Oraya gidenler maaş için değil, hizmet için gitti. Hizmette sınır, zaman olmaz. Başbakanım hizmette zaman ve sınır olmadığını bilen bir lider. O bakımdan sinirleniyor."
'Tayyip'i Anlamak' kitabının geceli gündüzlü 2 aylık çalışmanın sonucunda çıktığını belirten Özyurtkan, "Bunu hazırlayana kadar ben de Tayyip'i anlayamamıştım. Ama araştırmalarım sonunda ben bunu gizlemeyeyim, vatandaşlarım da okusun istedim, o yüzden kaleme aldım" dedi.

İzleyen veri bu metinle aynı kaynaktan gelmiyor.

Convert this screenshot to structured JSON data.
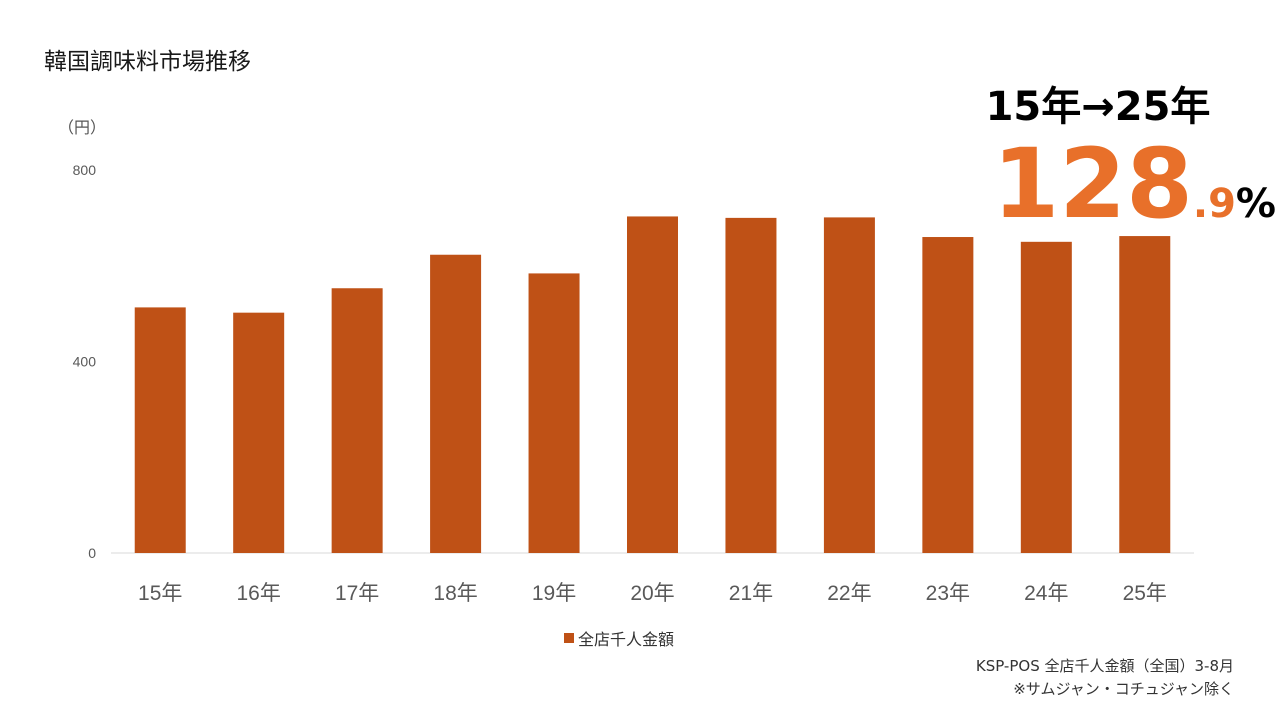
{
  "title": "韓国調味料市場推移",
  "headline": {
    "period": "15年→25年",
    "growth_integer": "128",
    "growth_decimal": ".9",
    "growth_unit": "%"
  },
  "chart_data": {
    "type": "bar",
    "ylabel": "（円）",
    "ylim": [
      0,
      800
    ],
    "yticks": [
      0,
      400,
      800
    ],
    "categories": [
      "15年",
      "16年",
      "17年",
      "18年",
      "19年",
      "20年",
      "21年",
      "22年",
      "23年",
      "24年",
      "25年"
    ],
    "series": [
      {
        "name": "全店千人金額",
        "values": [
          513,
          502,
          553,
          623,
          584,
          703,
          700,
          701,
          660,
          650,
          662
        ],
        "color": "#bf5116"
      }
    ],
    "legend_position": "bottom",
    "grid": false
  },
  "source": {
    "line1": "KSP-POS 全店千人金額（全国）3-8月",
    "line2": "※サムジャン・コチュジャン除く"
  }
}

Özyurtkan, ayrıca kapağında Erdoğan'ın güldüğü, çınar ağacı ve Türk bayrağının bulunduğu Türkiye haritasından oluşan kitabı Başbakan Erdoğan'a gönderdiğini, Başbakan Erdoğan'ın da kapağı gördüğünde gülümseyeceğini söyledi.
1991 yılında Süleyman Demirel'in başbakanlığı döneminde Vakıflardan Sorumlu Devlet Bakanı Danışmanı olarak Başbakanlık'ta çalışan Özyurtkan'ın, 'Tayyip'i Anlamak' kitabının yanı sıra, Meşhur Matematikçi Gelenbevi İsmail Efendi, Bor ve Toryum Madenleri Dosyası, Patrikhane Dosyası, Müslüman Türk Mareşal Gazi Mustafa Kemal Atatürk, Büyük Ortadoğu Projesi ve Psikolojik Savaş ve Yahuda Gerçeği ve Tahrifattan Hakikate isimli kitapları da bulunuyor.